看着妹妹蹦蹦跳跳离开的背影,何雨柱坐在屋子里,越想越憋屈,越想越窝火。
因为众所周知的缘故,他一直不喜欢巫马,哪怕他们兄妹被巫马救了,也始终亲近不起来。
万万没想到,他妹妹何雨水却胳膊肘往外拐,现在都安排上他给人腌白菜了。
偏偏何雨水打着报恩的旗号,自诩为善良之人的他,还真没办法反驳。
再一看门外磨磨唧唧在那扫雪的许大茂,嘴角往下一垂。
都怪这狗日的许大茂,居然敢找青皮,害得他还得背上被人救了的恩情。
艹,不行,得找他出出气!
在何雨柱看来,这段时间许大茂实在是怂了不少,光用眼神刺激已经不大起作用,得给他加加码。

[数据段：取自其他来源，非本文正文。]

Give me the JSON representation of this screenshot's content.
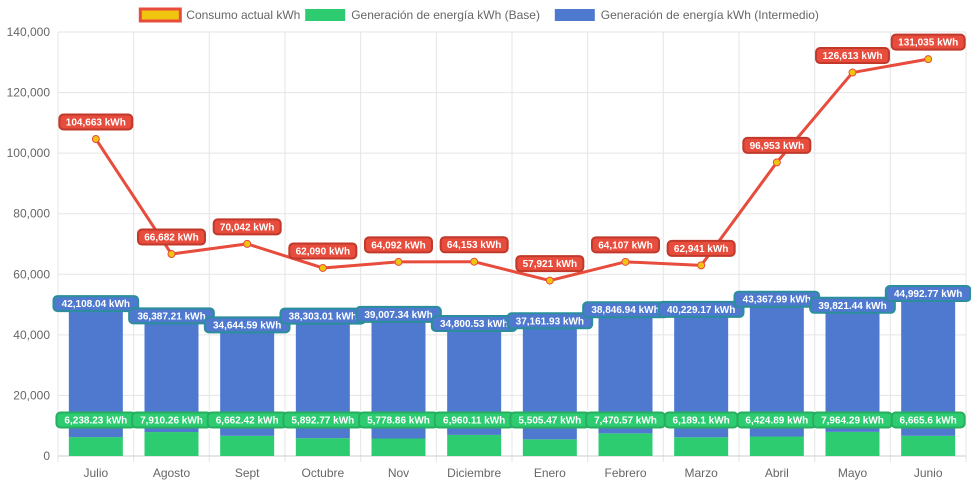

如此想着,他人五人六的走到许大茂身边,下巴朝刚铲过的地面,“怎么回事啊,许大茂,扫个雪都扫不干净。”
牛婶在那洗衣服,看不过眼帮腔道:“傻柱,找什么茬呢,哪家扫雪不是先铲在扫,来得及么他。”
“三大妈,我这哪是找茬,我是看他磨洋工,批评批评他,别不服仨大爷的管教。”何雨柱调笑道:“不知道的,还以为他屁股疼呢。”
许大茂握着铁锹的手猛的一握,狠狠的看了他一眼后,假装没听见似的,低下头继续铲雪。
“哈哈~铲雪跟屁股疼有什么关系。”牛婶乐不可支道:“傻柱,你别折腾许大茂,在闹一顿,几个大爷非让你一块扫雪不可。”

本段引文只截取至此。